Indignado, João Lemes acusa deputados de não saberem o que estão votando só quando é interesse deles

Habitualmente comedido em seus artigos, o editor de fechamento de O Popular, João Lemes, revela indignação no seu texto desta segunda na página de opinião.

Para ele, tanto o presidente da Assembleia, Helder Valin, quanto os demais deputados estaduais abusam da opinião pública ao alegar que “não sabiam” da tramitação e aprovação de projetos que contemplam os seus interesses pessoais e contrariam a sociedade.

 

Leia o artigo de João Lemes:

 

A amnésia dos deputados

 

Já se tornou comum ouvir os deputados estaduais de oposição – e mesmo de alguns da situação – justificativa pouco plausível para explicar os diversos projetos e resoluções aprovados que só trazem benefício a eles próprios ou servem aos interesses corporativos da Assembleia Legislativa: não tinham conhecimento do que estava sendo votado. Acusam ainda a falta de transparência na tramitação das propostas nas comissões e m plenário.

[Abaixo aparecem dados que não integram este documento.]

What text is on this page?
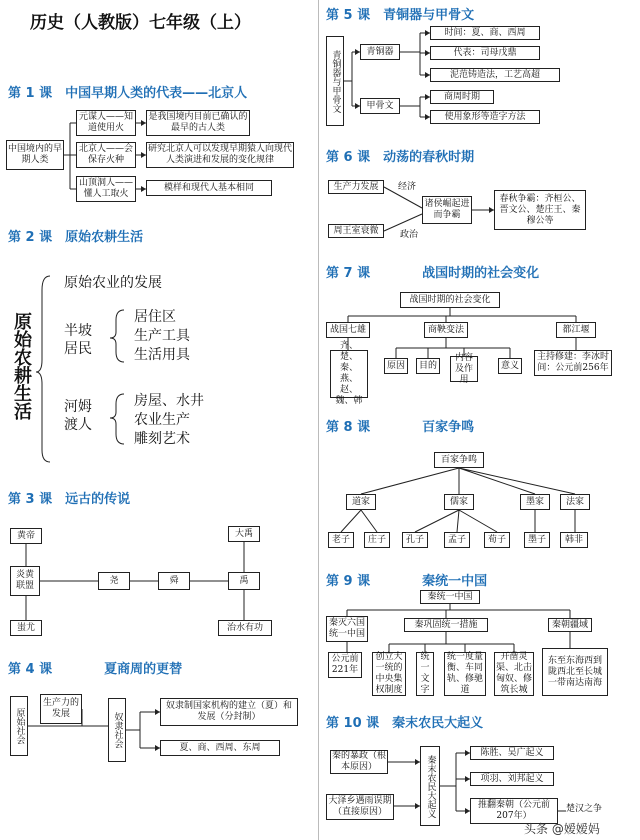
历史（人教版）七年级（上）
第 1 课　中国早期人类的代表——北京人
中国境内的早期人类
元谋人——知道使用火
北京人——会保存火种
山顶洞人——懂人工取火
是我国境内目前已确认的最早的古人类
研究北京人可以发现早期猿人向现代人类演进和发展的变化规律
模样和现代人基本相同
第 2 课　原始农耕生活
原始农耕生活
原始农业的发展
半坡居民
居住区
生产工具
生活用具
河姆渡人
房屋、水井
农业生产
雕刻艺术
第 3 课　远古的传说
黄帝
炎黄联盟
蚩尤
尧	舜	禹
大禹
治水有功
第 4 课　　　　夏商周的更替
原始社会
生产力的发展	奴隶社会
奴隶制国家机构的建立（夏）和发展（分封制）
夏、商、西周、东周
第 5 课　青铜器与甲骨文
青铜器与甲骨文	青铜器
时间：夏、商、西周
代表：司母戊鼎
泥范铸造法，工艺高超
甲骨文
商周时期
使用象形等造字方法
第 6 课　动荡的春秋时期
生产力发展	经济
周王室衰微	政治
诸侯崛起进而争霸
春秋争霸：齐桓公、晋文公、楚庄王、秦穆公等
第 7 课　　　　战国时期的社会变化
战国时期的社会变化
战国七雄	商鞅变法	都江堰
齐、楚、秦、燕、赵、魏、韩
原因	目的
内容及作用
意义
主持修建：李冰时间：公元前256年
第 8 课　　　　百家争鸣
百家争鸣
道家	儒家	墨家	法家
老子	庄子	孔子	孟子	荀子	墨子	韩非
第 9 课　　　　秦统一中国
秦统一中国
秦灭六国统一中国
公元前221年
秦巩固统一措施
创立大一统的中央集权制度
统一文字
统一度量衡、车同轨、修驰道
开凿灵渠、北击匈奴、修筑长城
秦朝疆域
东至东海西到陇西北至长城一带南达南海
第 10 课　秦末农民大起义
秦的暴政（根本原因）
大泽乡遇雨误期（直接原因）	秦末农民大起义
陈胜、吴广起义
项羽、刘邦起义
推翻秦朝（公元前207年）
楚汉之争
头条 @嫒嫒妈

A mais recente “distração” ocorreu na aprovação de resolução que cria cargos e faz adequações em vencimentos para diretores e outras funções, revelada com exclusividade pelo POPULAR no dia 4. A medida garantiu para alguns supersalários que superam R$ 40 mil.

Não foi o único momento de descuido. A história da Assembleia é marcada por várias distrações que acabam redundando em aprovação de matérias de interesses dos deputados ou do governo, que tem maioria na Casa, mas de pouca relevância para a sociedade.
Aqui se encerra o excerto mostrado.